Pour
éviter les accidents de chemin de fer

Après les tragiques accidents
qui se sont produits depuis quelques mois et qui, tous, ont été
causés par le fait que le mécanicien du train tamponneur
n'avait pas vu les signaux à l'arrêt, il nous a paru intéressant
de réunir, dans une page, des photographies montrant, d'une part,
le système de signaux en usage jusqu'à présent
sur tous nos réseaux, et d'autre part, le nouveau système
appliqué depuis quelque temps sur les lignes de l'État.
Depuis longtemps déjà, on se préoccupe de remédier
aux causes de ces terribles catastrophes.
Lors de la catastrophe de Pont-surYonne, qui avait très sérieusement
et trop justement ému l'opinion, les services techniques du ministère
des Travaux publics avaient, dit-on, résolu d'adapter aux locomotives
un appareil répétant, pour les mécaniciens, les
signaux optiques que le brouillard ou d'autres circonstances atmosphériques
peuvent empêcher de voir.
Mais rien de pratique ne fut fait dans ce genre, jusqu'à ces
derniers temps.
D'autre part, en 1910, à la suite de l'accident de Villepreux,
et en 1913, à la suite de celui de Melun, la question se posa
de savoir s'il ne serait pas utile de créer sur les chemins de
fer un poste nouveau, celui de pilote.
On fit observer alors, avec juste raison, qu'étant données
les formidables vitesses de 90 et de 100 kilomètres à
l'heure, et les soins multiples que la conduite de la machine impose
au mécanicien, celui-ci peut être entraîné
à négliger la surveillance des signaux. Et, alors, vous
avez d'effroyables collisions, des entassements de cadavres, un matériel
considérable détruit : tout cela parce qu'un homme a eu
un instant de négligence ou de distraction.
Et tout cela, peut-être, eût été évité
si un autre homme se fût trouvé là qui, uniquement
préoccupé de l'observation des signaux, eût pu appeler
à temps l'attention du mécanicien sur les disques fermés.
Or, il ne s'agissait pas là d'une chose absolument nouvelle.
Il parait que cette fonction de vigie existe sur certains lignes de
l'étranger.
Un mécanicien français rappelait cela récemment.
Il proposait de construire une petite cabine sur l'avant de la machine
et d'y placer un pilote qui aurait sous la main la conduite des freins
et le sifflet.
Nous ignorons quelle suite sera donnée à cette idée.

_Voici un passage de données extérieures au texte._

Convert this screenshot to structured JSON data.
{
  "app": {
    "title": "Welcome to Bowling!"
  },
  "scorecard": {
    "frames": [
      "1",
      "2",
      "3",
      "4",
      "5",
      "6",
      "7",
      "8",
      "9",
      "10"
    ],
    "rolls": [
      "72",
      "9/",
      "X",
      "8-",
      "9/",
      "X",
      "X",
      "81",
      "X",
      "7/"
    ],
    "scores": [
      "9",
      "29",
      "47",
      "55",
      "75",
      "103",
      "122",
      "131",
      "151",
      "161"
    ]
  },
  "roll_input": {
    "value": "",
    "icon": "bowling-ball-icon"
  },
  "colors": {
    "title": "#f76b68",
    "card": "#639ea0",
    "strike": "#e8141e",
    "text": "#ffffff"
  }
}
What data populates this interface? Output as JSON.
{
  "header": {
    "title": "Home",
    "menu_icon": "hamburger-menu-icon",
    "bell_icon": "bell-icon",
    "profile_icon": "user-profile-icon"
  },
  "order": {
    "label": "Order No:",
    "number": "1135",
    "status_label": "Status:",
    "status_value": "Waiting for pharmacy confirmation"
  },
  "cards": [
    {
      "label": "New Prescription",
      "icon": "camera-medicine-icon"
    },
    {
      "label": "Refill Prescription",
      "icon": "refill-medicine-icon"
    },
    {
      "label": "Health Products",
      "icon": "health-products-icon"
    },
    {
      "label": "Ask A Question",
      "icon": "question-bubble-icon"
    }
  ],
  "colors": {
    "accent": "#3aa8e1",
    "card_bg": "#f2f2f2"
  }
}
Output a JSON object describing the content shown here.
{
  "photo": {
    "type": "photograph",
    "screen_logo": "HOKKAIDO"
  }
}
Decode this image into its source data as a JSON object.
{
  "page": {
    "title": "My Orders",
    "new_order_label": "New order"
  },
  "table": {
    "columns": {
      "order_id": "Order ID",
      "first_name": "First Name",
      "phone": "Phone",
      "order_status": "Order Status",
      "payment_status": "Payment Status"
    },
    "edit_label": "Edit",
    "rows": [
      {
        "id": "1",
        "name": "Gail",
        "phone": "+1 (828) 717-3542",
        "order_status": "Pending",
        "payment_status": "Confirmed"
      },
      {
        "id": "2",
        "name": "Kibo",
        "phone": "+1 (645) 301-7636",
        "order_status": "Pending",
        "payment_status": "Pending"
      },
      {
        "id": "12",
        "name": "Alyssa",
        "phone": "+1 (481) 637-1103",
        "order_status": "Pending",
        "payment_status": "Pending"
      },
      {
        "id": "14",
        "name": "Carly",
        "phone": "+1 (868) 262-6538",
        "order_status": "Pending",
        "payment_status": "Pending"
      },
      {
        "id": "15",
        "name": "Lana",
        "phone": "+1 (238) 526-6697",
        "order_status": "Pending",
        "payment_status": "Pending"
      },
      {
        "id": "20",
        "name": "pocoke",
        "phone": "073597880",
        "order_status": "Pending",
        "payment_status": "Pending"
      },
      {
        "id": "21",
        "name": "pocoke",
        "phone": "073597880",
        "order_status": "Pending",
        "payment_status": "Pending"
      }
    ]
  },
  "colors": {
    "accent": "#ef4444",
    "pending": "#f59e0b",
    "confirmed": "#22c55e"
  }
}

En attendant, on se préoccupe, dans les chemins de fer, de rechercher
les moyens d'éviter les accidents et d'appliquer sur les machines
des appareils qui signaleront le danger au mécanicien lorsque,
pour une raison quelconque, il n'aura pas vu les disques à l'arrêt.
C'est ainsi que, sur les lignes de l'État, un appareil a été
adapté à un certain nombre de locomotives, appareil inventé,
dit-on, par un vigneron des Charentes, M. Augereau, et dont le dispositif,
emprunté à la télégraphie sans fil, fait
automatiquement siffler la locomotive des qu'un mécanicien a
franchi, sans les voir, des signaux fermés.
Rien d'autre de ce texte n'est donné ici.